# Solve the equation

Question:

Solve the equation – 4 + (-1) + 2 +… + x = 437.

Solution:

Given equation is, – 4 -1 + 2 + … + x = 437                                                                                  …(i)

Here, – 4-1 + 2 + …+ x forms an AP with first term =-4, common difference =3,

an = l = x

$\because$ nth term of an AP, $a_{n}=l=a+(n-1) d$

$\Rightarrow \quad x=-4+(n-1) 3$

$\Rightarrow \quad \frac{x+4}{3}=n-1 \Rightarrow n=\frac{x+7}{3}$ ....(ii)

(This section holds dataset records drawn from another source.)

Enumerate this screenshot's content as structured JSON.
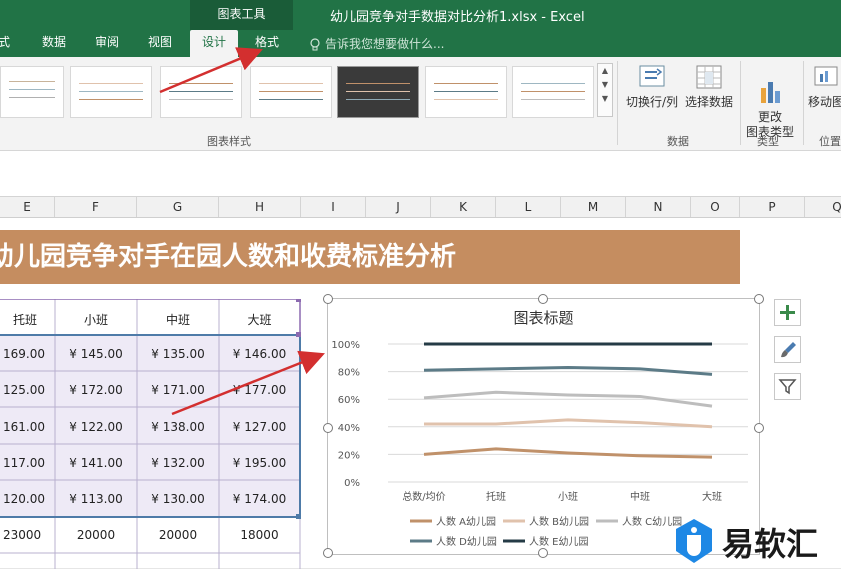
{
  "window": {
    "chart_tools_label": "图表工具",
    "doc_title": "幼儿园竞争对手数据对比分析1.xlsx - Excel"
  },
  "tabs": [
    {
      "label": "式",
      "active": false
    },
    {
      "label": "数据",
      "active": false
    },
    {
      "label": "审阅",
      "active": false
    },
    {
      "label": "视图",
      "active": false
    },
    {
      "label": "设计",
      "active": true
    },
    {
      "label": "格式",
      "active": false
    }
  ],
  "tell_me": "告诉我您想要做什么...",
  "ribbon": {
    "switch_row_col": "切换行/列",
    "select_data": "选择数据",
    "change_chart_type": "更改\n图表类型",
    "move_chart": "移动图",
    "group_chart_styles": "图表样式",
    "group_data": "数据",
    "group_type": "类型",
    "group_location": "位置"
  },
  "columns": [
    "E",
    "F",
    "G",
    "H",
    "I",
    "J",
    "K",
    "L",
    "M",
    "N",
    "O",
    "P",
    "Q"
  ],
  "banner": "幼儿园竞争对手在园人数和收费标准分析",
  "table": {
    "headers": [
      "托班",
      "小班",
      "中班",
      "大班"
    ],
    "rows": [
      [
        "169.00",
        "¥ 145.00",
        "¥ 135.00",
        "¥ 146.00"
      ],
      [
        "125.00",
        "¥ 172.00",
        "¥ 171.00",
        "¥ 177.00"
      ],
      [
        "161.00",
        "¥ 122.00",
        "¥ 138.00",
        "¥ 127.00"
      ],
      [
        "117.00",
        "¥ 141.00",
        "¥ 132.00",
        "¥ 195.00"
      ],
      [
        "120.00",
        "¥ 113.00",
        "¥ 130.00",
        "¥ 174.00"
      ],
      [
        "23000",
        "20000",
        "20000",
        "18000"
      ]
    ]
  },
  "chart_data": {
    "type": "line",
    "title": "图表标题",
    "categories": [
      "总数/均价",
      "托班",
      "小班",
      "中班",
      "大班"
    ],
    "ylim": [
      0,
      1
    ],
    "yticks": [
      "0%",
      "20%",
      "40%",
      "60%",
      "80%",
      "100%"
    ],
    "grid": true,
    "legend_position": "bottom",
    "series": [
      {
        "name": "人数 A幼儿园",
        "color": "#c0916a",
        "values": [
          0.2,
          0.24,
          0.21,
          0.19,
          0.18
        ]
      },
      {
        "name": "人数 B幼儿园",
        "color": "#e0c2ac",
        "values": [
          0.42,
          0.42,
          0.45,
          0.43,
          0.4
        ]
      },
      {
        "name": "人数 C幼儿园",
        "color": "#bdbdbd",
        "values": [
          0.61,
          0.65,
          0.63,
          0.62,
          0.55
        ]
      },
      {
        "name": "人数 D幼儿园",
        "color": "#5c7b87",
        "values": [
          0.81,
          0.82,
          0.83,
          0.82,
          0.78
        ]
      },
      {
        "name": "人数 E幼儿园",
        "color": "#253b46",
        "values": [
          1.0,
          1.0,
          1.0,
          1.0,
          1.0
        ]
      }
    ]
  },
  "watermark": "易软汇",
  "colors": {
    "excel_green": "#217346",
    "banner": "#c58d60",
    "arrow": "#d32f2f"
  }
}
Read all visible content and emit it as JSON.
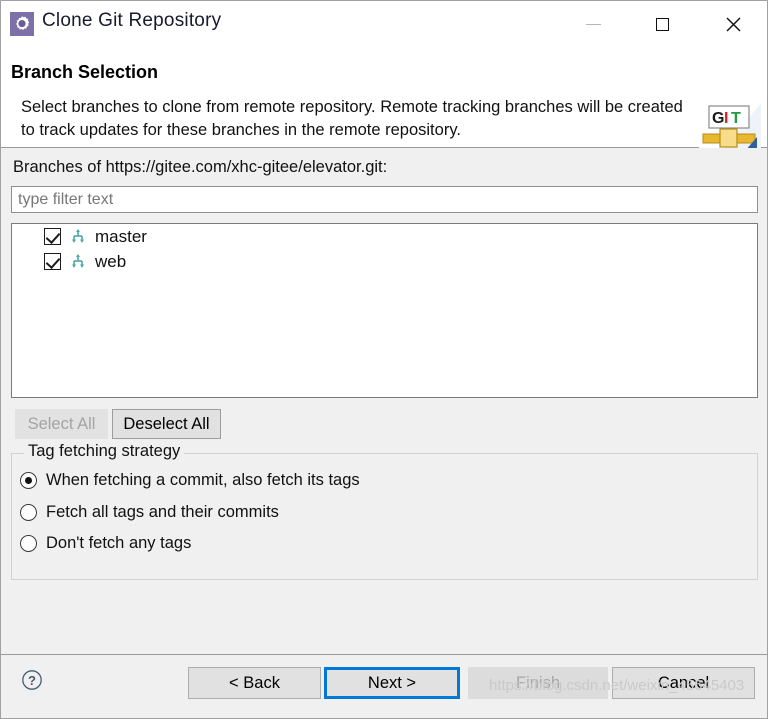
{
  "window": {
    "title": "Clone Git Repository",
    "icon": "gear-icon",
    "controls": {
      "minimize": "minimize-icon",
      "maximize": "maximize-icon",
      "close": "close-icon"
    }
  },
  "header": {
    "title": "Branch Selection",
    "description": "Select branches to clone from remote repository. Remote tracking branches will be created to track updates for these branches in the remote repository.",
    "logo": {
      "name": "git-logo",
      "text": "GIT",
      "letter_colors": [
        "#1b1b1b",
        "#d41f1f",
        "#1e9d3c"
      ]
    }
  },
  "main": {
    "branches_label": "Branches of https://gitee.com/xhc-gitee/elevator.git:",
    "filter": {
      "placeholder": "type filter text",
      "value": ""
    },
    "branches": [
      {
        "name": "master",
        "checked": true,
        "icon": "branch-icon"
      },
      {
        "name": "web",
        "checked": true,
        "icon": "branch-icon"
      }
    ],
    "select_all_label": "Select All",
    "select_all_enabled": false,
    "deselect_all_label": "Deselect All",
    "deselect_all_enabled": true,
    "tag_group": {
      "legend": "Tag fetching strategy",
      "options": [
        {
          "label": "When fetching a commit, also fetch its tags",
          "selected": true
        },
        {
          "label": "Fetch all tags and their commits",
          "selected": false
        },
        {
          "label": "Don't fetch any tags",
          "selected": false
        }
      ]
    }
  },
  "footer": {
    "help_icon": "help-icon",
    "back_label": "< Back",
    "next_label": "Next >",
    "finish_label": "Finish",
    "finish_enabled": false,
    "cancel_label": "Cancel",
    "focused_button": "Next >",
    "accent_color": "#0078d7"
  },
  "watermark": "https://blog.csdn.net/weixin_45645403"
}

$\therefore \quad$ Sum of an AP, $S_{n}=\frac{n}{2}[2 a+(n-1) d]$

$S_{n}=\frac{x+7}{2 \times 3}\left[2(-4)+\left(\frac{x+4}{3}\right) \cdot 3\right]$

$=\frac{x+7}{2 \times 3}(-8+x+4)=\frac{(x+7)(x-4)}{2 \times 3}$

From Eq. (i),

$S_{n}=437$

$\Rightarrow \quad \frac{(x+7)(x-4)}{2 \times 3}=437$

$\Rightarrow \quad x^{2}+7 x-4 x-28=874 \times 3$

$\Rightarrow \quad x^{2}+3 x-2650=0$

$x=\frac{-3 \pm \sqrt{(3)^{2}-4(-2650)}}{2}$ [by quadratic formula]

$=\frac{-3 \pm \sqrt{9+10600}}{2}$

Here, x cannot be negative, i.e., x ≠- 53

also, for x = -53, n will be negatuve which is not possible

Hence, the required value of x is 50.